Poverty, lack of access to education and job opportunities, informality, lack of recognition of legal capacity and discrimination are realities that persons with disabilities experience daily. According to the report, disability and poverty feed off each other. One in five households living in extreme poverty in the region has a member with a disability. Additionally, nearly seven in ten households with persons with disabilities are vulnerable to falling into poverty in crisis situations.

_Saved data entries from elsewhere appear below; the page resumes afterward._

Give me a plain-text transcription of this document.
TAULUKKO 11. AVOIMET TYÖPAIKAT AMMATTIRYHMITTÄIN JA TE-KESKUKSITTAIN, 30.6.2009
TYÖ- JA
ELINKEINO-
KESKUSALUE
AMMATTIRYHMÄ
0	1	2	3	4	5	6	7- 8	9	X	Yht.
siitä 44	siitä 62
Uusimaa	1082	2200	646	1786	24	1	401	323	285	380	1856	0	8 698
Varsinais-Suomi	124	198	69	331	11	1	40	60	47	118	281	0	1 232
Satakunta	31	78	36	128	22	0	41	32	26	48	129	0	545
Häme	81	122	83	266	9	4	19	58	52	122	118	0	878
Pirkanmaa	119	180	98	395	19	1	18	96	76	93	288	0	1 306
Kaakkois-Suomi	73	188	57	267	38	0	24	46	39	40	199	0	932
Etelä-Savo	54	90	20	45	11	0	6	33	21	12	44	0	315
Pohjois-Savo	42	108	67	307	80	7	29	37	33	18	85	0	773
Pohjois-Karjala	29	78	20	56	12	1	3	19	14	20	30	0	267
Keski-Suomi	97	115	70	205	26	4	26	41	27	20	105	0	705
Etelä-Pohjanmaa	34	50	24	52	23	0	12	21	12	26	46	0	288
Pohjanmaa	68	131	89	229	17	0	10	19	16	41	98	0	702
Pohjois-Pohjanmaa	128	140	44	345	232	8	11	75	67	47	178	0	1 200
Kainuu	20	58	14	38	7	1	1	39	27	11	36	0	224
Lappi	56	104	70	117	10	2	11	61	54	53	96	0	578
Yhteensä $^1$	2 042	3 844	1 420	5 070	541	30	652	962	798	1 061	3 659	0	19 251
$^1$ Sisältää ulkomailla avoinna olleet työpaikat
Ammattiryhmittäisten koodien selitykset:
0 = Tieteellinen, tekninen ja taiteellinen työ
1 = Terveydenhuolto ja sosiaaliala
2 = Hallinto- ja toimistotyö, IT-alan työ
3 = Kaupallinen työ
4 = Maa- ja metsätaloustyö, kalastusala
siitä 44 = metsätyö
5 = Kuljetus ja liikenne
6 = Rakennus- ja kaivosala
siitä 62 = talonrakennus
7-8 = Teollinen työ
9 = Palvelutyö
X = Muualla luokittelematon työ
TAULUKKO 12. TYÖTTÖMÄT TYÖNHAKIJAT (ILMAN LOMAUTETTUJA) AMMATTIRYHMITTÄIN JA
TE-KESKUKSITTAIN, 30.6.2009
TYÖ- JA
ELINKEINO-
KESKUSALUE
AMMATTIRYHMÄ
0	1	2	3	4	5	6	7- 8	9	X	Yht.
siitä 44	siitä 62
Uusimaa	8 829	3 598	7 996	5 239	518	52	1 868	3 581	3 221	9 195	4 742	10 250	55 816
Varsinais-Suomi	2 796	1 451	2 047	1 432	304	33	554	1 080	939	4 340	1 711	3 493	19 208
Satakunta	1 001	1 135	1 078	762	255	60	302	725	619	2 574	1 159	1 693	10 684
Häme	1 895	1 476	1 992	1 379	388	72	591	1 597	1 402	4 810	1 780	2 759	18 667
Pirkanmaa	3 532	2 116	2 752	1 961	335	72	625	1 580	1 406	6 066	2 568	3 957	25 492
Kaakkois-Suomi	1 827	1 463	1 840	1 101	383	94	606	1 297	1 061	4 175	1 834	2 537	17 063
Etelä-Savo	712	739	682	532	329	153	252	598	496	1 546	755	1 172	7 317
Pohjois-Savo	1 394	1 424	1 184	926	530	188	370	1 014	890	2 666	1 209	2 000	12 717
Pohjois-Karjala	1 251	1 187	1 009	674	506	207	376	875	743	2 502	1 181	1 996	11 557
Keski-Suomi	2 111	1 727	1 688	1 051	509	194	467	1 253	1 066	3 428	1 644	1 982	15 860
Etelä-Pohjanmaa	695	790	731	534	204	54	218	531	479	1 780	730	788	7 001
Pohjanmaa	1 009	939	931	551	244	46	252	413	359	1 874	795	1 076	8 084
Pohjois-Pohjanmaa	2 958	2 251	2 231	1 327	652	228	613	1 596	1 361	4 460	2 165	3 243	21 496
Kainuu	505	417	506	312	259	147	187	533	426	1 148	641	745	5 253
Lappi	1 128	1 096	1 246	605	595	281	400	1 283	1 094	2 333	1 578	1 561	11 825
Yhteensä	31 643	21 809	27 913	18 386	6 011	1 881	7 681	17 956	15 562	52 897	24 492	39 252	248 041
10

The report examines how some groups that already face other disadvantages are especially vulnerable, including women, the rural population, indigenous peoples and people of African descent. For example, in countries as diverse as Brazil, Costa Rica, Ecuador, Mexico and Uruguay, persons with disabilities are 24 percent less likely to complete primary education, on average; this figure increases to 30 percent if they also belong to an ethnic-racial minority. Gender inequalities also exacerbate imbalances. In most countries of the region, the probability of being vulnerable increases if the household is headed by a woman. When a household has a person with functional dependency, the study found that it is mostly women who assume the unpaid caretaking responsibilities. The value of unpaid caretaking work ranges from 16 percent to 25 percent of GDP.
The number of people with disabilities will tend to increase in the future owing to the aging of the population since disabilities tend to accumulate with age. The regional population aged 60 and over will grow from 59 million today to an estimated 196 million by 2050, making it essential to advance inclusive policies. Failure to do so, the report says, could jeopardize the long-term sustainability of the post-pandemic recovery.
Given that persons with disabilities are a diverse group, the report emphasizes the importance of designing policies tailored to the specific conditions of each country and situation. Doing so requires more and better data, clear and measurable goals, addressing and eliminating stereotypes, and empowering organizations of persons with disabilities. The report underscores the degree of extreme vulnerability of a large part of this group and highlights the current growing visibility of the exclusion of persons with disabilities. This situation poses a significant challenge to the sustainable development of Latin America and the Caribbean.